Whether or not you approve of bulldogging, it can’t be denied that Pickett was good at his craft, as is the majority of modern-day cowboys that he inspired in his wake.
1972 – Make Green Peace, Not Waves
It’s one of the most well-known environmental conservation organisations in the world – of course, in 1972, the Don’t Make A Wave Committee didn’t quite have the same ring as its current name, the Greenpeace Foundation.
Initially established by Dorothy and Irving Stowe, Marie Bohlen, Bill Darnell and others in 1971, the Canadian-based Committee’s goal was to protect and raise awareness about the biodiversity of the earth, and to prevent abuses against the environment. While its name was sort of clever (a response to the US’s nuclear weapon-testing on an Alaskan island, which prompted fears of tsunamis being caused), it was quite a mouthful, to say the least.
Thankfully, the name did not last long: a year later (on 4 May 1972), the Committee officially changed its name to the “Greenpeace Foundation”. The name was coined by Darnell, who, after seeing someone flashing him a peace sign, said, “Let’s make that a green peace!”
Greenpeace was also the name of their ship, which the group had used to sail to the aforementioned island in order to stop the weapons test. Unfortunately, a combination of opposition by the US Navy and bad weather forced the ship to turn around; presumably disheartened by this venture, the Greenpeace team were probably ecstatic to find that they had generated interest among the public on the mainland and around the world, with others wanting to assist in their cause.
(As for the testing, it ended that same year, no doubt in part in response to public sentiment.

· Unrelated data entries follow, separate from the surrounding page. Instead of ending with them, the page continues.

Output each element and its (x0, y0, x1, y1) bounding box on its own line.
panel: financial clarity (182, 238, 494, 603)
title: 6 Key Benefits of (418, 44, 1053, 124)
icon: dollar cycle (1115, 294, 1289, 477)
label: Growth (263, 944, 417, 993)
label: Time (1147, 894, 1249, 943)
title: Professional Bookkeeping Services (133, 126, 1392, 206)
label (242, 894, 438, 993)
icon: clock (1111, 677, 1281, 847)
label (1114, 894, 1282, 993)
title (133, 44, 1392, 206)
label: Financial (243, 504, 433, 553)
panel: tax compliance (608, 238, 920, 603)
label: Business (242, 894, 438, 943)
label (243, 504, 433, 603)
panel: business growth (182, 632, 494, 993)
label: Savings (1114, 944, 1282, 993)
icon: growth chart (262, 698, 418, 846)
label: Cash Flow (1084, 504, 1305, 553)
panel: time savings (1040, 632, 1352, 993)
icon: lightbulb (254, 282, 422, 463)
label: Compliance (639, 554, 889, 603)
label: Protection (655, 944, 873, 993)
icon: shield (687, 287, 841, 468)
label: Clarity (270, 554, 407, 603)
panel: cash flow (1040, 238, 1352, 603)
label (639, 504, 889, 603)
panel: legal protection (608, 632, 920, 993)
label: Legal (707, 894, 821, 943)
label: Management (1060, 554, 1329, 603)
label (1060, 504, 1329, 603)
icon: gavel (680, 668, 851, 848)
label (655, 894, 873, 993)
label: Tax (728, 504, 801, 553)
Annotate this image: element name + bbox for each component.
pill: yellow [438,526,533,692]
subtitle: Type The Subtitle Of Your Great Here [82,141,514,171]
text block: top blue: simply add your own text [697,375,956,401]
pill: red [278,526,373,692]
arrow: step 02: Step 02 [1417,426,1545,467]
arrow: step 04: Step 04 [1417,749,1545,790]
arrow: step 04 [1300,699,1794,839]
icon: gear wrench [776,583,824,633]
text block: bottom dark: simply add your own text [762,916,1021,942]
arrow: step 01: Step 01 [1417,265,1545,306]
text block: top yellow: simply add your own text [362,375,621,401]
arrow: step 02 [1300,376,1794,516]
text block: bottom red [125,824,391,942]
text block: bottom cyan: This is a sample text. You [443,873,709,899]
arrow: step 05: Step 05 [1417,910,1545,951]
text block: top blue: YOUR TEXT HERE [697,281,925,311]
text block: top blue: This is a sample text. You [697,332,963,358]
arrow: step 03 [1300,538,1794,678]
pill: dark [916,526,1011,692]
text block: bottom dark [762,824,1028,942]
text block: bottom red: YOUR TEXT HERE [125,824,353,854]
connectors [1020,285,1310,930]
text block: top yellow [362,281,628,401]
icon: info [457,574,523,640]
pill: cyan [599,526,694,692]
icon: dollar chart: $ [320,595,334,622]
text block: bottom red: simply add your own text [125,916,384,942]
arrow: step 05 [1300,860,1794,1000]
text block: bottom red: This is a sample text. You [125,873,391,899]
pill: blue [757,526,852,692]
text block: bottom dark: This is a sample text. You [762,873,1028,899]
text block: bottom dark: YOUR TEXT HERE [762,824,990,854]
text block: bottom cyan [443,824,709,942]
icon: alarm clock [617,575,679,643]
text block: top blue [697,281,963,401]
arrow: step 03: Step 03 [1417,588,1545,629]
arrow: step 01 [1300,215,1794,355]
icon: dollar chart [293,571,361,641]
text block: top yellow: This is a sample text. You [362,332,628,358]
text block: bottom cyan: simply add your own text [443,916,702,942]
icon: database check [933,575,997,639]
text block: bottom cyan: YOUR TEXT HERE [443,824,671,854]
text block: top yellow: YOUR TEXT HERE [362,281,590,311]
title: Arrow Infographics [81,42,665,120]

The island now serves as a bird sanctuary.)
Greenpeace has grown to a multi-national foundation, with hundreds of thousands of volunteers across the globe working hard to make the world a better place – in other words, making waves for a positive future!
1979 – Rise of the Iron Lady
Love her or hate her, the time of the “Iron Lady” had come.
For the first time in history, Margaret Thatcher became the first female prime minister of Britain. Representing the Conservative Party, the 54-year-old led the party to 44-seat majority in Parliament, leading to the ousting of Prime Minister James Callaghan and his Labour government.
“During the election campaign,” the BBC reported at the time, “Thatcher said the Conservatives would cut income tax, reduce public expenditure, make it easier for people to buy their own homes and curb the power of the unions.”
The day after Thatcher won the election, the London Evening News ran a political ad, which read: “May the fourth be with you, Maggie. Congratulations.”
Not only the first use of the “Star Wars”-related saying, but also perhaps a prediction of the Iron Lady’s might over the next 12 years: she opposed socialism/communism, she privatised state-owned industries including aerospace, telecommunications and utilities. Tax cuts and reduced inflation were positives, but rising unemployment rates and reducing trade rights.
Nevertheless, Thatcher was re-elected to another term in 1983 following the Brits’ brief yet bloody victory during the Falklands War the year prior. Her handling of the war was lauded, as was her contributing efforts to bringing about the end of the Cold War between the USA and the Soviet Union.
In 1990, Thatcher resigned from her position and later took up a post in the House of Lords after being made a baroness. Between then and her death in 2013, she continued to participate in politics and education, living up to the tough moniker that she earned and cultivated all her life.